Araç Sahiplerine Çifte Fatura! Trafikte Bunu Yapan Fena Yandı, Rekor Seviyeye Ulaştı
Sigorta sektöründe maliyetler, dövizdeki dalgalanma ve yüksek enflasyonun etkisiyle tırmanışa geçti. Araç parça fiyatları ile işçilik ücretlerindeki artış, trafik kazalarına bağlı tazminat yükünü de katladı. Özellikle son dönemde devreye giren "değer kaybı tazminatı" uygulamasıyla sigorta şirketlerinin ödediği tutarlar iki katına ulaşırken, sigorta primleri ise tarihin en yüksek seviyelerine çıktı.
Kaynak: Haber Merkezi

Enflasyon ve döviz kuru nedeniyle artan maliyetler, sigorta şirketlerini trafik sigortası branşında zorlarken, poliçe düzenleme oranları düşüşe geçti.
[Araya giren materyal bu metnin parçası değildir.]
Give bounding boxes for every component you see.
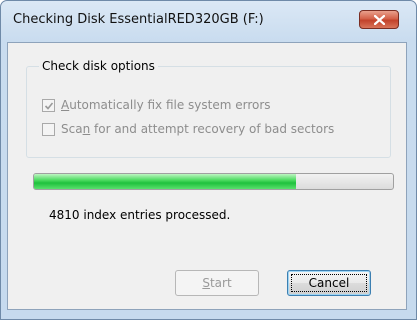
- progress-fill: [34, 174, 297, 189]
- start-button[interactable]: Start: [175, 270, 259, 296]
- progress-bar: [33, 173, 394, 190]
- scan-sectors-label: Scan for and attempt recovery of bad sec…: [61, 122, 335, 136]
- group-label: Check disk options: [39, 59, 158, 73]
- scan-sectors-option[interactable]: Scan for and attempt recovery of bad sec…: [42, 121, 334, 137]
- status-text: 4810 index entries processed.: [49, 208, 231, 222]
- window-title: Checking Disk EssentialRED320GB (F:): [13, 12, 264, 27]
- focus-rectangle: [291, 274, 367, 292]
- cancel-button[interactable]: Cancel: [287, 270, 371, 296]
- close-button[interactable]: [359, 10, 399, 29]
- checkmark-icon: [44, 101, 54, 110]
- auto-fix-option[interactable]: Automatically fix file system errors: [42, 97, 271, 113]
- scan-sectors-checkbox[interactable]: [42, 122, 55, 136]
- auto-fix-checkbox[interactable]: [42, 98, 55, 112]
- title-bar[interactable]: Checking Disk EssentialRED320GB (F:): [1, 1, 416, 41]
- auto-fix-label: Automatically fix file system errors: [61, 98, 271, 112]
- close-icon: [374, 15, 385, 25]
Trafik kazalarında tazminat bedellerinin rekor seviyelere ulaşmasına rağmen, tahsil edilen primler bu artışa paralel seyretmedi. Bu dengesizlik nedeniyle şirketler, zarar etmeme adına çeşitli gerekçelerle poliçe kesmekten kaçınıyor. Ancak poliçe düzenlememeleri halinde devlet tarafından ceza uygulamasıyla karşı karşıya kalıyorlar.

DEĞER KAYBI TAZMİNATI MALİYETİ İKİYE KATLADI
Yeni sistemde, kazaya karışan araçta kusurlu olan tarafın trafik poliçesinden sadece tamir masrafları değil, aynı zamanda araçta meydana gelen değer kaybı da karşılanıyor.

Uzmanlara göre, kimi durumlarda bu değer kaybı ödemeleri, asıl hasar tazminatını bile geçebiliyor. Mevcut poliçelerde kişi başına 2 milyon 700 bin lira, kaza başına ise 13 milyon 500 bin liraya kadar tazminat ödemesi yapılabiliyor. Bu yük, sigorta şirketlerinin mali dengesini zorluyor.

ZORUNLU POLİÇEYE EK ÜRÜN DAYATMASI
Sigorta şirketlerinin bu zararı telafi edebilmek adına başvurduğu yöntemlerden biri de zorunlu trafik sigortasına ilave ürünler sunmak oldu. Vatandaşlara, ferdi kaza, çekici hizmeti, düşük teminatlı sağlık sigortası, kullanılmayan konut veya iş yeri poliçeleri gibi ek ürünleri alma zorunluluğu getirilerek, düşük maliyetli bu ürünlerden yüksek primler tahsil ediliyor. Uzmanlara göre bu uygulamalar, bazı durumlarda trafik sigortası priminin kendisi kadar maliyet yaratabiliyor.

Sigortalı açısından zorlayıcı bulunan bu yöntem, vatandaşları ya yüksek prim ödemeye ya da sigortasız kalma riskiyle yüzleşmeye zorluyor. Sigorta sektöründe ise bu dengesizliğe karşı yapısal bir düzenleme ihtiyacı her geçen gün daha fazla dillendiriliyor.